Estados mais baixos da ignorância e egoísmo como tipificado por Dhumralocana, Canda e Munda, deveriam ser destruídos por rajadas súbitas de energia e tratamento bruto. Estados mais astuciosos que resultam em multiplicação infindável de desejos  - é isto o que Raktabija significa – deveriam ser tratados taticamente, indo às suas raízes e suprimindo-os tão logo eles apareçam. “Egoísmo iluminado”, se se puder usar tal expressão, que é o egoísmo como um todo, necessita de uma luta direta. Pode ser que ocorra uma longa luta e a graça de Devi é absolutamente necessária para o sucesso.

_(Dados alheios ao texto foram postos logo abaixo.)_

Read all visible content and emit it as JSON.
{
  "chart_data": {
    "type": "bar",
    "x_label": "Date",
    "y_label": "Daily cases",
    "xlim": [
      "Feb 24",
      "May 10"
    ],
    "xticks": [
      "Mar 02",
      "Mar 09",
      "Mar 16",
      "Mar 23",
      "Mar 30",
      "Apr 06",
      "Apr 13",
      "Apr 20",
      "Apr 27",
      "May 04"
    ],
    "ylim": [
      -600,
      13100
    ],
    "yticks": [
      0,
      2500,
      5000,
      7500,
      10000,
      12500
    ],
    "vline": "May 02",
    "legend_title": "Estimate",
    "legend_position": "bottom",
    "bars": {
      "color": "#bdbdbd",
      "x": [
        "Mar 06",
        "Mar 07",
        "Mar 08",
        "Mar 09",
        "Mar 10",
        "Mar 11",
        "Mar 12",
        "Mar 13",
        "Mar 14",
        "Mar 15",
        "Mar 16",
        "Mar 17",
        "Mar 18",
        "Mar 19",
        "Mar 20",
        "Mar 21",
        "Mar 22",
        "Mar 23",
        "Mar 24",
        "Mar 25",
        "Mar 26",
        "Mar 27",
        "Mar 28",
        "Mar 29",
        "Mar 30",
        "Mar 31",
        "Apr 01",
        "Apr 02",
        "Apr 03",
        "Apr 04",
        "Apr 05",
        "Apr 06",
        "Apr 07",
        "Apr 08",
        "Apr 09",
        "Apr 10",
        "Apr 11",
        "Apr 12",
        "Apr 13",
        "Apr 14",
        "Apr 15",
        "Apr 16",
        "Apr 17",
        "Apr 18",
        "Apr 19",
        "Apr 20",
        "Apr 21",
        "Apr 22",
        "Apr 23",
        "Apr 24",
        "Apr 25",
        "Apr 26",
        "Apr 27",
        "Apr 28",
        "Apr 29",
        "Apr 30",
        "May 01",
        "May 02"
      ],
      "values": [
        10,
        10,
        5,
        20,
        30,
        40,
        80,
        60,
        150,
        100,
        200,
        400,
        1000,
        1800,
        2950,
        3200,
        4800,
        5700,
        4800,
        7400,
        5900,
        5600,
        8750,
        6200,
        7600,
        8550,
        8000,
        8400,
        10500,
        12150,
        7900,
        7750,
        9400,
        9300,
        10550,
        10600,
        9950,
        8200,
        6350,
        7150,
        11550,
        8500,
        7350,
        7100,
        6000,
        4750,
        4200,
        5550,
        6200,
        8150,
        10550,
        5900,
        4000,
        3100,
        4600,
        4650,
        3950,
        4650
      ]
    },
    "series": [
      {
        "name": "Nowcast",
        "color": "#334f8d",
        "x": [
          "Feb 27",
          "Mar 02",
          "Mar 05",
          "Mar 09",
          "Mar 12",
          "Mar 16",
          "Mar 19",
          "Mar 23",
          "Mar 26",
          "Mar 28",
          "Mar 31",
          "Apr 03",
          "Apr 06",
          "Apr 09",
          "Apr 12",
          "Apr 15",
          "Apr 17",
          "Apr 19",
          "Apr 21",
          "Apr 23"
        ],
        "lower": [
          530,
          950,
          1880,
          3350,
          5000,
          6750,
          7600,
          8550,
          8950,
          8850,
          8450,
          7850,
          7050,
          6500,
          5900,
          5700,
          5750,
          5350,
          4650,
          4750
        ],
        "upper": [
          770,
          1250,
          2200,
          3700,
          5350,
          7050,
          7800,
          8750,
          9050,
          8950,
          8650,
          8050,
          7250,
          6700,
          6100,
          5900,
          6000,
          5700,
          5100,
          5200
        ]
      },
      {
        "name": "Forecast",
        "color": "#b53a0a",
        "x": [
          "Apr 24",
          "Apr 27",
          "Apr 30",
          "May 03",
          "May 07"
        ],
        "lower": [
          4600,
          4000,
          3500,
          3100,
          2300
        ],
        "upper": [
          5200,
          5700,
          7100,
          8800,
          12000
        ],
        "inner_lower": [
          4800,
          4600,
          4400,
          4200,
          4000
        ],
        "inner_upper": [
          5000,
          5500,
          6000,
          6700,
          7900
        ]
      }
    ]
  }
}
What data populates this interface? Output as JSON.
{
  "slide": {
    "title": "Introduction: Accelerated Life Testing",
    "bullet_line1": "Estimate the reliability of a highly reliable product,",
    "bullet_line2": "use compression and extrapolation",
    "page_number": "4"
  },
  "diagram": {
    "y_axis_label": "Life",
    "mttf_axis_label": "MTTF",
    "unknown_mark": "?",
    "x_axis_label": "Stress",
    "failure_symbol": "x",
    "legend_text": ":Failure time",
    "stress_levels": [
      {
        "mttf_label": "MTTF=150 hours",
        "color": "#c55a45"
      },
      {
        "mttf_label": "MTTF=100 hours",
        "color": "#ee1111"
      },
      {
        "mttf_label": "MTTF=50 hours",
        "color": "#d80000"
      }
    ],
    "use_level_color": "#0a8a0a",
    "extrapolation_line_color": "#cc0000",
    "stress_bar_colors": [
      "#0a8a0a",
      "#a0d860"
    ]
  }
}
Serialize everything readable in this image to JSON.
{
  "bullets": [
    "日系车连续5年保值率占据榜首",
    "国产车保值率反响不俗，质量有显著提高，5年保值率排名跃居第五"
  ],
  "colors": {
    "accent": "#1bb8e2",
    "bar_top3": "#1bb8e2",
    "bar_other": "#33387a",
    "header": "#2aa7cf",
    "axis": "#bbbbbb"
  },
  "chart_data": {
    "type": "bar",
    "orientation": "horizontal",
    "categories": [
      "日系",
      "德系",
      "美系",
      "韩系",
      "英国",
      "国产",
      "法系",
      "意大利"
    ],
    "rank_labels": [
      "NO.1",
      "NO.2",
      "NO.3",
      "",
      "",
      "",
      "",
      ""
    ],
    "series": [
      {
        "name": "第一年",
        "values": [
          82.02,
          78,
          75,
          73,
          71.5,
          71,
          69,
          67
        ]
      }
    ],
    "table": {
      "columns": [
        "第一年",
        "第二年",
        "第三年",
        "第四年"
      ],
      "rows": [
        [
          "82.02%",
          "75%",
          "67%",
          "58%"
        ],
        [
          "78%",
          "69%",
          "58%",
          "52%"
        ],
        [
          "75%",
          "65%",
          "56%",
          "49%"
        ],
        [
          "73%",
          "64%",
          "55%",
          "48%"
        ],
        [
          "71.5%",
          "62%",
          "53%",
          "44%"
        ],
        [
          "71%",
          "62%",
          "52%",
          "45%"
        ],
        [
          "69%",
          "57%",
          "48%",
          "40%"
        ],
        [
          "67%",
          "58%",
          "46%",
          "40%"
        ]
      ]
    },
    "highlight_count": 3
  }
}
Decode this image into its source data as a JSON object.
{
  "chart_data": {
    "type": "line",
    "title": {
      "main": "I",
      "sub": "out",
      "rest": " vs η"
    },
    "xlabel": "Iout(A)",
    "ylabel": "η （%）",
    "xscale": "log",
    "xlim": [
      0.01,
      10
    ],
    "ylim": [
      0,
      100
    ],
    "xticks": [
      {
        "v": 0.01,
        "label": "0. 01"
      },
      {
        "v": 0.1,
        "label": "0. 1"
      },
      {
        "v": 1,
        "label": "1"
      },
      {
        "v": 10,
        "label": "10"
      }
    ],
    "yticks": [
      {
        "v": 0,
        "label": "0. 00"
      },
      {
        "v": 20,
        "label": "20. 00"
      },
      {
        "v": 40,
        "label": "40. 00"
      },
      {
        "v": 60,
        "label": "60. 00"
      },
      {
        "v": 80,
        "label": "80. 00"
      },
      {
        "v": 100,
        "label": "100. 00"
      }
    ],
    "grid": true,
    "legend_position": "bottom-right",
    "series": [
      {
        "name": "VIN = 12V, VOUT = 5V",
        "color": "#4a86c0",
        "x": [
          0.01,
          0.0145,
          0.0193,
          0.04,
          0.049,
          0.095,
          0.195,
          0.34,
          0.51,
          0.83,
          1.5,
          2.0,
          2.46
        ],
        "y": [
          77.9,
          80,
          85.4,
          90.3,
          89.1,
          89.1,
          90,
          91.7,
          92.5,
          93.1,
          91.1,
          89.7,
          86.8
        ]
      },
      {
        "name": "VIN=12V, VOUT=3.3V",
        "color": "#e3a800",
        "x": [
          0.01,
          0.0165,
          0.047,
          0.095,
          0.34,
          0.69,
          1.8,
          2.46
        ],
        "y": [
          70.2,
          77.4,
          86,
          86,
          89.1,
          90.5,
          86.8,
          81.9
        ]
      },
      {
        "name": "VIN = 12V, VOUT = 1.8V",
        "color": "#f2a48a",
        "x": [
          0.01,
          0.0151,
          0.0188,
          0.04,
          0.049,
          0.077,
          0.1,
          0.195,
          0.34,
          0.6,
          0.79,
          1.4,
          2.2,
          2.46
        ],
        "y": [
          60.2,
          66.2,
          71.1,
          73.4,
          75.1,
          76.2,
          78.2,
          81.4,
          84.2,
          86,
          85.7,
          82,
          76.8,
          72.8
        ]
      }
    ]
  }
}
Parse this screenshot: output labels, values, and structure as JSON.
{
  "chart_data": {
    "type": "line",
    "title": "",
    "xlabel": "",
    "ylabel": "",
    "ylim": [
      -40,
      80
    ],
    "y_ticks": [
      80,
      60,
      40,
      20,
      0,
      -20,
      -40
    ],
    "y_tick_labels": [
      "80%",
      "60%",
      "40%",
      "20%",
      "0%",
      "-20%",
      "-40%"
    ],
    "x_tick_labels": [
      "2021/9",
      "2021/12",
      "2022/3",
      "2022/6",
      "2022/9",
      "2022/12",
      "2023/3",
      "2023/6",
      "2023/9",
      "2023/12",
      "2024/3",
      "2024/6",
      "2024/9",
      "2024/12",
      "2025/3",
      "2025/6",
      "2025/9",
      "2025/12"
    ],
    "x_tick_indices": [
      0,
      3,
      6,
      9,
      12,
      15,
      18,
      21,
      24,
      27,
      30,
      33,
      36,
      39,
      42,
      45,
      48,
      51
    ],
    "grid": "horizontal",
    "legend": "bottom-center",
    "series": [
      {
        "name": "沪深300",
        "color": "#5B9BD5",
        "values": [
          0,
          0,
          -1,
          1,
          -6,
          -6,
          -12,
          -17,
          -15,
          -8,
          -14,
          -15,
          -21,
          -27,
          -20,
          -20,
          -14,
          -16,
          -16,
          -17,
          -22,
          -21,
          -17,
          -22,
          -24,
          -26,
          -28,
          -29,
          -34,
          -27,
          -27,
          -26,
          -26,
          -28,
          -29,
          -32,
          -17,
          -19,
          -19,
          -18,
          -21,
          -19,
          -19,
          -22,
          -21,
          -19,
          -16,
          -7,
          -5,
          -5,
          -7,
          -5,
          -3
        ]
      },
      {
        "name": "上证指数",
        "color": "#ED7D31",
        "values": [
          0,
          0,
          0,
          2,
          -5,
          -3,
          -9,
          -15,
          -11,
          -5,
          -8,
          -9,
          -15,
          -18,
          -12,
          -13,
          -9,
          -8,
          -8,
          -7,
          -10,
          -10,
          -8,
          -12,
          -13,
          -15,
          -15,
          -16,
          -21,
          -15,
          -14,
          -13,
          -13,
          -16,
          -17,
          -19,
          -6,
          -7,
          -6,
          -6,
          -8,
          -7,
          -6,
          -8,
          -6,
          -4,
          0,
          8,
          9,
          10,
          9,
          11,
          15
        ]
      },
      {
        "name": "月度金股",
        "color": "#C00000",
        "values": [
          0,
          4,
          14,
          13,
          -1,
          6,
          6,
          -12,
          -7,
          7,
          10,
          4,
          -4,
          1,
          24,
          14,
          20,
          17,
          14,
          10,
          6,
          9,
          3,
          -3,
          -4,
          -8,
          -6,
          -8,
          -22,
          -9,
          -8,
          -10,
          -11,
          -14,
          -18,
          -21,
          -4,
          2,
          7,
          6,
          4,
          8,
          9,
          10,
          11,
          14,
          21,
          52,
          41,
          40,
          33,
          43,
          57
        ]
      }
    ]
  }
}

Aspectos de Durga mencionados nos Puranas e Ágamas são legiões. Por exemplo: Sailaputri, Kusmanda, Katyayani, Ksemankari, Harasidhih, Vanadurga, Vindhyavasini, Jayadurga e daí por diante. Eles são de grande interesse da iconografia e dos suplicantes, que podem ter diferentes desejos satisfeitos através da adoração dos diferentes aspectos.

Imagens de Durga podem ter quatro, oito, dez, dezoito ou até vinte mãos. Os olhos são usualmente três. Os cabelos são arrumados como uma coroa (chamada Karandamukuta). Ela é graciosamente vestida com uma roupa vermelha e vários ornamentos. Entre os objetos em suas mãos, os mais comuns são – a concha, o disco, o tridente, oarco e a flecha, a espada, o punhal, o escudo, o rosário, o copo de vinho e o sino. Ela pode ser mostrada como estando em um lótus ou na cabeça de um búfalo ou ainda montada em um leão.

A  montaria do leão, a besta real, representa o melhor na criação animal. Também pode representar a avareza por comida e ainda a cobiça por outros objetos  de desfrute, que inevitavelmente levam à luxúria. Para se tornar divino (Devatva),  o ser deve manter seus instintos animais sob  controle completo. Esta parece ser a lição que podemos extrair da figura de Simhavahini  (o  montador do leão).